WZTK
- Alpena, Michigan; United States;
- Frequency: 105.7 MHz
- Branding: 105.7 The Bird

Programming
- Format: Oldies
- Affiliations: Michigan IMG Sports Network Michigan Radio Network

Ownership
- Owner: Midwestern Broadcasting Company; (WATZ Radio, Inc.);
- Sister stations: WATZ-FM, WBCM, WCCW, WCCW-FM, WJZQ, WRGZ, WTCM, WTCM-FM

History
- First air date: June 2014

Technical information
- Licensing authority: FCC
- Facility ID: 190373
- Class: A
- Power: 4,500 watts
- Transmitter coordinates: 45°03′58″N 83°29′06″W﻿ / ﻿45.06611°N 83.48500°W

Links
- Public license information: Public file; LMS;
- Webcast: Listen live
- Website: 1057thebird.com

= WZTK =

Radio station in Alpena, Michigan

WZTK (105.7 FM) is an American radio station airing an oldies format. The station is licensed to the city of Alpena, Michigan. The station is currently owned by Midwestern Broadcasting Company. On January 2, 2023, the station became "105.7 The Bird... Good Time Oldies".

==History==
WZTK was issued its broadcast license by the Federal Communications Commission (FCC) on July 30, 2014. WZTK signed on the air at 105.7 FM on June 26, 2014. The station assumed the talk radio format and programming that formerly aired on WATZ, whose license was surrendered to the FCC on July 7, 2014. WZTK is locally owned and operated by the same company that founded WATZ in 1946.

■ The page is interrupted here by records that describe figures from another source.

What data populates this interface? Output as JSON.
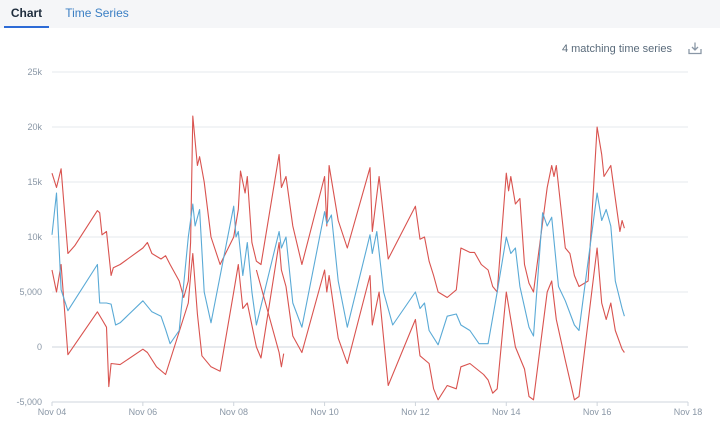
{
  "tabs": [
    {
      "label": "Chart",
      "active": true
    },
    {
      "label": "Time Series",
      "active": false
    }
  ],
  "matching_label": "4 matching time series",
  "icons": {
    "download": "download-icon"
  },
  "colors": {
    "red": "#d9534f",
    "blue": "#5aaad6",
    "grid": "#e6e9ee"
  },
  "chart_data": {
    "type": "line",
    "ylim": [
      -5000,
      25000
    ],
    "y_ticks": [
      {
        "v": 25000,
        "label": "25k"
      },
      {
        "v": 20000,
        "label": "20k"
      },
      {
        "v": 15000,
        "label": "15k"
      },
      {
        "v": 10000,
        "label": "10k"
      },
      {
        "v": 5000,
        "label": "5,000"
      },
      {
        "v": 0,
        "label": "0"
      },
      {
        "v": -5000,
        "label": "-5,000"
      }
    ],
    "xlim": [
      0,
      14
    ],
    "x_ticks": [
      {
        "v": 0,
        "label": "Nov 04"
      },
      {
        "v": 2,
        "label": "Nov 06"
      },
      {
        "v": 4,
        "label": "Nov 08"
      },
      {
        "v": 6,
        "label": "Nov 10"
      },
      {
        "v": 8,
        "label": "Nov 12"
      },
      {
        "v": 10,
        "label": "Nov 14"
      },
      {
        "v": 12,
        "label": "Nov 16"
      },
      {
        "v": 14,
        "label": "Nov 18"
      }
    ],
    "series": [
      {
        "color": "#d9534f",
        "points": [
          [
            0,
            15800
          ],
          [
            0.1,
            14500
          ],
          [
            0.2,
            16200
          ],
          [
            0.35,
            8500
          ],
          [
            0.5,
            9200
          ],
          [
            1.0,
            12400
          ],
          [
            1.05,
            12200
          ],
          [
            1.1,
            10200
          ],
          [
            1.2,
            10500
          ],
          [
            1.3,
            6500
          ],
          [
            1.35,
            7200
          ],
          [
            1.5,
            7500
          ],
          [
            2.0,
            9000
          ],
          [
            2.1,
            9500
          ],
          [
            2.2,
            8500
          ],
          [
            2.4,
            8000
          ],
          [
            2.5,
            8300
          ],
          [
            2.6,
            7500
          ],
          [
            2.8,
            6000
          ],
          [
            2.9,
            4500
          ],
          [
            3.0,
            6000
          ],
          [
            3.05,
            9500
          ],
          [
            3.1,
            21000
          ],
          [
            3.2,
            16500
          ],
          [
            3.25,
            17300
          ],
          [
            3.35,
            15000
          ],
          [
            3.5,
            10000
          ],
          [
            3.7,
            7500
          ],
          [
            4.0,
            10000
          ],
          [
            4.1,
            12500
          ],
          [
            4.15,
            16000
          ],
          [
            4.25,
            14000
          ],
          [
            4.3,
            15500
          ],
          [
            4.4,
            9500
          ],
          [
            4.5,
            7800
          ],
          [
            4.6,
            7500
          ],
          [
            5.0,
            17500
          ],
          [
            5.05,
            14500
          ],
          [
            5.15,
            15500
          ],
          [
            5.3,
            11000
          ],
          [
            5.5,
            7500
          ],
          [
            6.0,
            15500
          ],
          [
            6.05,
            11000
          ],
          [
            6.1,
            16500
          ],
          [
            6.3,
            11500
          ],
          [
            6.5,
            9000
          ],
          [
            7.0,
            16300
          ],
          [
            7.05,
            10500
          ],
          [
            7.2,
            15500
          ],
          [
            7.4,
            8000
          ],
          [
            8.0,
            12800
          ],
          [
            8.1,
            9800
          ],
          [
            8.2,
            10000
          ],
          [
            8.3,
            7800
          ],
          [
            8.4,
            6500
          ],
          [
            8.5,
            5000
          ],
          [
            8.7,
            4500
          ],
          [
            8.9,
            5200
          ],
          [
            9.0,
            9000
          ],
          [
            9.2,
            8600
          ],
          [
            9.3,
            8600
          ],
          [
            9.45,
            7500
          ],
          [
            9.6,
            7000
          ],
          [
            9.7,
            5500
          ],
          [
            9.8,
            5000
          ],
          [
            10.0,
            15800
          ],
          [
            10.05,
            14200
          ],
          [
            10.1,
            15500
          ],
          [
            10.2,
            13000
          ],
          [
            10.3,
            13500
          ],
          [
            10.4,
            7500
          ],
          [
            10.5,
            5800
          ],
          [
            10.6,
            5000
          ],
          [
            10.9,
            14500
          ],
          [
            11.0,
            16500
          ],
          [
            11.05,
            15500
          ],
          [
            11.1,
            16500
          ],
          [
            11.3,
            9000
          ],
          [
            11.4,
            8500
          ],
          [
            11.5,
            6500
          ],
          [
            11.6,
            5500
          ],
          [
            11.8,
            6000
          ],
          [
            12.0,
            20000
          ],
          [
            12.1,
            17500
          ],
          [
            12.15,
            15500
          ],
          [
            12.3,
            16500
          ],
          [
            12.4,
            13500
          ],
          [
            12.5,
            10500
          ],
          [
            12.55,
            11500
          ],
          [
            12.6,
            10800
          ]
        ]
      },
      {
        "color": "#d9534f",
        "points": [
          [
            0,
            7000
          ],
          [
            0.1,
            5000
          ],
          [
            0.2,
            7500
          ],
          [
            0.35,
            -700
          ],
          [
            1.0,
            3200
          ],
          [
            1.1,
            2500
          ],
          [
            1.2,
            1800
          ],
          [
            1.25,
            -3600
          ],
          [
            1.3,
            -1500
          ],
          [
            1.5,
            -1600
          ],
          [
            2.0,
            -200
          ],
          [
            2.1,
            -500
          ],
          [
            2.3,
            -1800
          ],
          [
            2.5,
            -2500
          ],
          [
            3.0,
            4000
          ],
          [
            3.05,
            6500
          ],
          [
            3.1,
            8500
          ],
          [
            3.2,
            3000
          ],
          [
            3.3,
            -800
          ],
          [
            3.5,
            -1800
          ],
          [
            3.7,
            -2200
          ],
          [
            4.0,
            5000
          ],
          [
            4.1,
            7500
          ],
          [
            4.2,
            3500
          ],
          [
            4.3,
            4000
          ],
          [
            4.5,
            0
          ],
          [
            4.6,
            -1000
          ],
          [
            5.0,
            9500
          ],
          [
            5.05,
            7000
          ],
          [
            5.15,
            5500
          ],
          [
            5.3,
            1000
          ],
          [
            5.5,
            -500
          ],
          [
            6.0,
            7000
          ],
          [
            6.05,
            5000
          ],
          [
            6.1,
            6500
          ],
          [
            6.3,
            800
          ],
          [
            6.5,
            -1500
          ],
          [
            7.0,
            6500
          ],
          [
            7.05,
            2000
          ],
          [
            7.2,
            5000
          ],
          [
            7.4,
            -3500
          ],
          [
            8.0,
            2500
          ],
          [
            8.1,
            -800
          ],
          [
            8.3,
            -1500
          ],
          [
            8.4,
            -3800
          ],
          [
            8.5,
            -4800
          ],
          [
            8.7,
            -3500
          ],
          [
            8.9,
            -3800
          ],
          [
            9.0,
            -1800
          ],
          [
            9.2,
            -1500
          ],
          [
            9.5,
            -2500
          ],
          [
            9.6,
            -3000
          ],
          [
            9.7,
            -4200
          ],
          [
            9.8,
            -3800
          ],
          [
            10.0,
            5000
          ],
          [
            10.1,
            2500
          ],
          [
            10.2,
            0
          ],
          [
            10.4,
            -2000
          ],
          [
            10.5,
            -4500
          ],
          [
            10.6,
            -4800
          ],
          [
            10.9,
            5000
          ],
          [
            11.0,
            6000
          ],
          [
            11.1,
            2500
          ],
          [
            11.3,
            -1200
          ],
          [
            11.5,
            -4800
          ],
          [
            11.6,
            -4500
          ],
          [
            12.0,
            9000
          ],
          [
            12.1,
            4000
          ],
          [
            12.2,
            2500
          ],
          [
            12.3,
            4000
          ],
          [
            12.4,
            1500
          ],
          [
            12.55,
            -200
          ],
          [
            12.6,
            -500
          ]
        ]
      },
      {
        "color": "#5aaad6",
        "points": [
          [
            0,
            10200
          ],
          [
            0.1,
            14000
          ],
          [
            0.2,
            5200
          ],
          [
            0.35,
            3300
          ],
          [
            1.0,
            7500
          ],
          [
            1.05,
            4000
          ],
          [
            1.2,
            4000
          ],
          [
            1.3,
            3900
          ],
          [
            1.4,
            2000
          ],
          [
            1.5,
            2200
          ],
          [
            2.0,
            4200
          ],
          [
            2.2,
            3200
          ],
          [
            2.4,
            2800
          ],
          [
            2.5,
            1600
          ],
          [
            2.6,
            300
          ],
          [
            2.8,
            1500
          ],
          [
            3.0,
            10000
          ],
          [
            3.1,
            13000
          ],
          [
            3.15,
            11000
          ],
          [
            3.25,
            12500
          ],
          [
            3.35,
            5000
          ],
          [
            3.5,
            2200
          ],
          [
            4.0,
            12800
          ],
          [
            4.05,
            10000
          ],
          [
            4.1,
            10500
          ],
          [
            4.2,
            6500
          ],
          [
            4.3,
            9500
          ],
          [
            4.4,
            5000
          ],
          [
            4.5,
            2000
          ],
          [
            5.0,
            10500
          ],
          [
            5.05,
            9000
          ],
          [
            5.15,
            10000
          ],
          [
            5.3,
            4000
          ],
          [
            5.5,
            1800
          ],
          [
            6.0,
            12300
          ],
          [
            6.05,
            11200
          ],
          [
            6.15,
            12000
          ],
          [
            6.3,
            6000
          ],
          [
            6.5,
            1800
          ],
          [
            7.0,
            10200
          ],
          [
            7.05,
            8500
          ],
          [
            7.15,
            10500
          ],
          [
            7.3,
            5000
          ],
          [
            7.5,
            2000
          ],
          [
            8.0,
            5000
          ],
          [
            8.1,
            3500
          ],
          [
            8.2,
            4000
          ],
          [
            8.3,
            1500
          ],
          [
            8.5,
            200
          ],
          [
            8.7,
            2800
          ],
          [
            8.9,
            3000
          ],
          [
            9.0,
            2000
          ],
          [
            9.2,
            1500
          ],
          [
            9.4,
            300
          ],
          [
            9.6,
            300
          ],
          [
            9.8,
            5000
          ],
          [
            10.0,
            10000
          ],
          [
            10.1,
            8500
          ],
          [
            10.2,
            9000
          ],
          [
            10.3,
            5500
          ],
          [
            10.5,
            1800
          ],
          [
            10.6,
            1000
          ],
          [
            10.8,
            12200
          ],
          [
            10.9,
            11000
          ],
          [
            11.0,
            11800
          ],
          [
            11.15,
            5500
          ],
          [
            11.3,
            4200
          ],
          [
            11.5,
            2000
          ],
          [
            11.6,
            1500
          ],
          [
            12.0,
            14000
          ],
          [
            12.1,
            11500
          ],
          [
            12.2,
            12500
          ],
          [
            12.3,
            11000
          ],
          [
            12.4,
            6000
          ],
          [
            12.55,
            3500
          ],
          [
            12.6,
            2800
          ]
        ]
      },
      {
        "color": "#d9534f",
        "points": [
          [
            4.5,
            7000
          ],
          [
            5.0,
            -500
          ],
          [
            5.05,
            -1800
          ],
          [
            5.1,
            -600
          ]
        ]
      }
    ]
  }
}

On November 18, 2022, it was announced that WZTK would drop the conservative talk format and begin stunting with Christmas music on November 24. By December 22, the station began airing promos and sweepers promoting the launch of a music-based format on January 2, 2023. On December 30, 2022, it was announced that the new format would be oldies, to be branded as "105.7 The Bird", which launched on January 2, 2023.